Six jours plus tard, le 31 octobre, un immeuble résidentiel de huit étages, Al-Mohandseen, a été bombardé sans préavis. Entre 30 et 45 corps auraient été retrouvés dans les ruines le premier jour. Un bébé a été retrouvé vivant, sans ses parents. Les journalistes ont estimé que plus de 150 personnes avaient été tuées dans l’attaque, nombre d’entre elles restant ensevelies sous les décombres.
Le bâtiment se trouvait autrefois dans le camp de réfugiés de Nuseirat, au sud de Wadi Gaza – dans la prétendue « zone de sécurité » vers laquelle Israël dirigeait les Palestiniens et Palestiniennes qui ont fui leurs maisons dans le nord et le centre de Gaza – et servait donc, selon des témoignages, d’abri temporaire aux déplacé.e.s.
Selon une enquête d’Amnesty International, Israël a bombardé, le 9 octobre, au moins trois immeubles à plusieurs étages, ainsi qu’un marché aux puces ouvert dans une rue bondée du camp de réfugiés de Jabaliya, tuant au moins 69 personnes. « Les corps étaient brûlés… Je ne voulais pas regarder, j’avais peur de regarder le visage d’Imad », a déclaré le père d’un enfant abattu. « Les corps étaient jonchés sur le sol. Tout le monde cherchait ses enfants dans ces tas. Je n’ai reconnu mon fils qu’à son pantalon. Je voulais l’enterrer immédiatement, alors j’ai porté mon fils et je l’ai sorti de là. »
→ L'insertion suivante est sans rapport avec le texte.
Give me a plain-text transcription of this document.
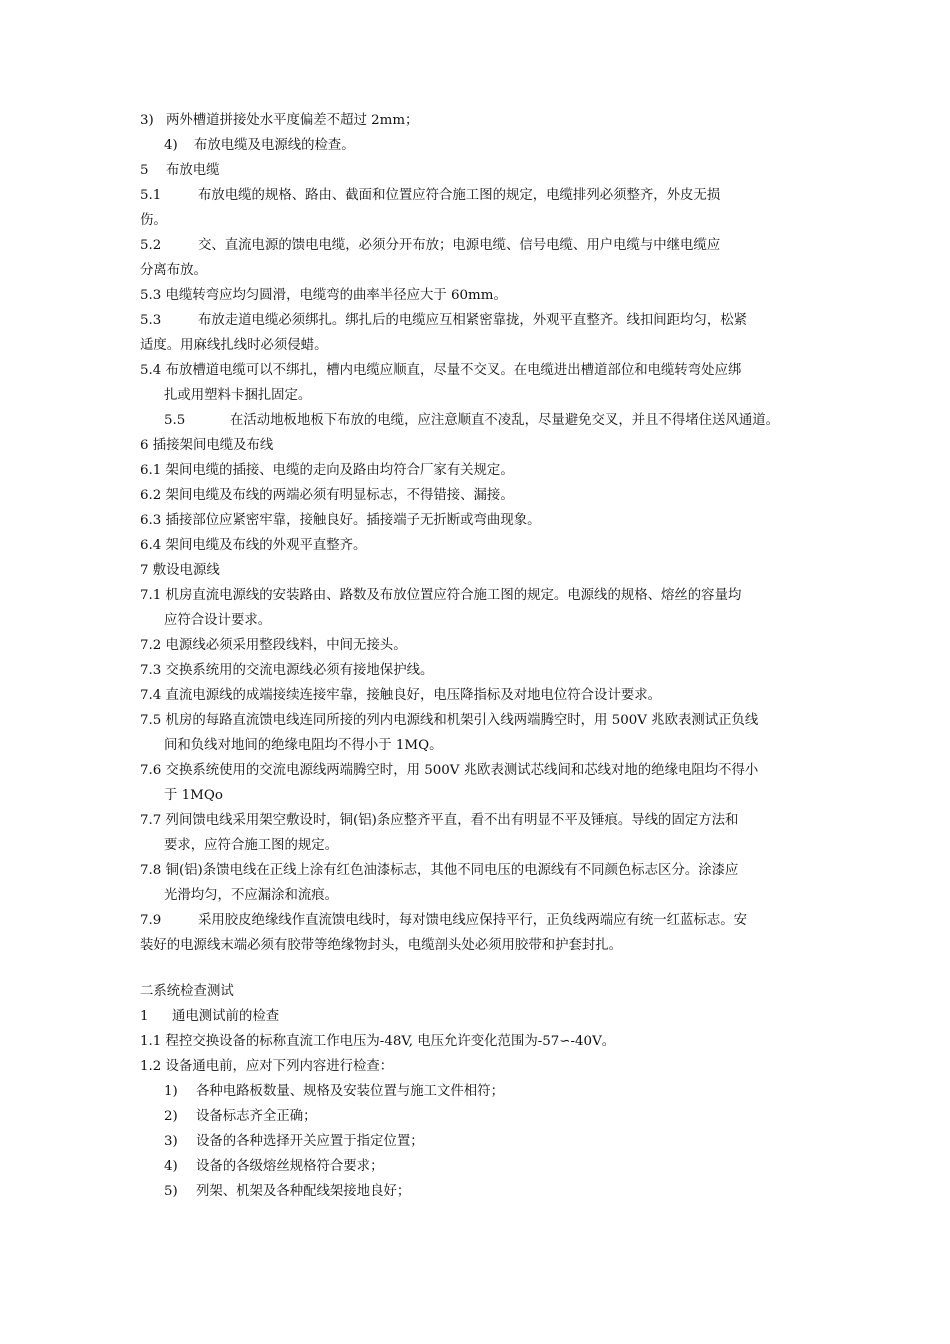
3) 两外槽道拼接处水平度偏差不超过 2mm；
4) 布放电缆及电源线的检查。
5 布放电缆
5.1	布放电缆的规格、路由、截面和位置应符合施工图的规定，电缆排列必须整齐，外皮无损
伤。
5.2	交、直流电源的馈电电缆，必须分开布放；电源电缆、信号电缆、用户电缆与中继电缆应
分离布放。
5.3 电缆转弯应均匀圆滑，电缆弯的曲率半径应大于 60mm。
5.3	布放走道电缆必须绑扎。绑扎后的电缆应互相紧密靠拢，外观平直整齐。线扣间距均匀，松紧
适度。用麻线扎线时必须侵蜡。
5.4 布放槽道电缆可以不绑扎，槽内电缆应顺直，尽量不交叉。在电缆进出槽道部位和电缆转弯处应绑
扎或用塑料卡捆扎固定。
5.5	在活动地板地板下布放的电缆，应注意顺直不凌乱，尽量避免交叉，并且不得堵住送风通道。
6 插接架间电缆及布线
6.1 架间电缆的插接、电缆的走向及路由均符合厂家有关规定。
6.2 架间电缆及布线的两端必须有明显标志，不得错接、漏接。
6.3 插接部位应紧密牢靠，接触良好。插接端子无折断或弯曲现象。
6.4 架间电缆及布线的外观平直整齐。
7 敷设电源线
7.1 机房直流电源线的安装路由、路数及布放位置应符合施工图的规定。电源线的规格、熔丝的容量均
应符合设计要求。
7.2 电源线必须采用整段线料，中间无接头。
7.3 交换系统用的交流电源线必须有接地保护线。
7.4 直流电源线的成端接续连接牢靠，接触良好，电压降指标及对地电位符合设计要求。
7.5 机房的每路直流馈电线连同所接的列内电源线和机架引入线两端腾空时，用 500V 兆欧表测试正负线
间和负线对地间的绝缘电阻均不得小于 1MQ。
7.6 交换系统使用的交流电源线两端腾空时，用 500V 兆欧表测试芯线间和芯线对地的绝缘电阻均不得小
于 1MQo
7.7 列间馈电线采用架空敷设时，铜(铝)条应整齐平直，看不出有明显不平及锤痕。导线的固定方法和
要求，应符合施工图的规定。
7.8 铜(铝)条馈电线在正线上涂有红色油漆标志，其他不同电压的电源线有不同颜色标志区分。涂漆应
光滑均匀，不应漏涂和流痕。
7.9	采用胶皮绝缘线作直流馈电线时，每对馈电线应保持平行，正负线两端应有统一红蓝标志。安
装好的电源线末端必须有胶带等绝缘物封头，电缆剖头处必须用胶带和护套封扎。
二系统检查测试
1 通电测试前的检查
1.1 程控交换设备的标称直流工作电压为-48V, 电压允许变化范围为-57∽-40V。
1.2 设备通电前，应对下列内容进行检查：
1) 各种电路板数量、规格及安装位置与施工文件相符；
2) 设备标志齐全正确；
3) 设备的各种选择开关应置于指定位置；
4) 设备的各级熔丝规格符合要求；
5) 列架、机架及各种配线架接地良好；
Un tank israélien à l’intérieur du camp de réfugiés d’Al-Shati, au nord de la bande de Gaza, le 16 novembre 2023. (Yonatan Sindel/Flash90)
Selon l’enquête d’Amnesty, l’armée a déclaré que l’attaque contre la zone du marché visait une mosquée « où se trouvaient des membres du Hamas ». Pourtant, selon la même enquête, les images satellites ne montrent pas de mosquée à proximité.
Le porte-parole de Tsahal n’a pas répondu aux questions du +972 et de Local Call concernant des attaques spécifiques, mais a déclaré de manière plus générale que « Tsahal a fourni des avertissements sous des modes divers avant les attaques et, lorsque les circonstances le permettaient, a également adressé des avertissements individuels par le biais d’appels téléphoniques aux personnes qui étaient sur ou à proximité des cibles (il y eut plus de 25 000 conversations en direct pendant la guerre, en plus des millions de conversations enregistrées, de SMS et de tracts largués depuis les airs dans le but d’avertir la population). En général, Tsahal s’efforce de réduire autant que possible les dommages causés aux civils dans le cadre des attaques, malgré le défi de combattre une organisation terroriste qui utilise les citoyens de Gaza comme boucliers humains. »
« La machine a produit 100 cibles en une journée »
Selon le porte-parole de Tsahal, à la date du 10 novembre, Israël avait attaqué, au cours des 35 premiers jours de combat, un total de 15 000 cibles à Gaza. Selon plusieurs sources, il s’agit d’un chiffre très élevé par rapport aux quatre opérations majeures précédentes dans la bande de Gaza. Lors de l’opération Guardian of the Walls en 2021, Israël a attaqué 1 500 cibles en 11 jours. Lors de Protective Edge en 2014, qui a duré 51 jours, Israël a frappé entre 5 266 et 6 231 cibles. Durant l’opération Pillar of Defense en 2012, environ 1 500 cibles ont été attaquées en huit jours. Et lors de Cast Lead en 2008, Israël a frappé 3 400 cibles en 22 jours.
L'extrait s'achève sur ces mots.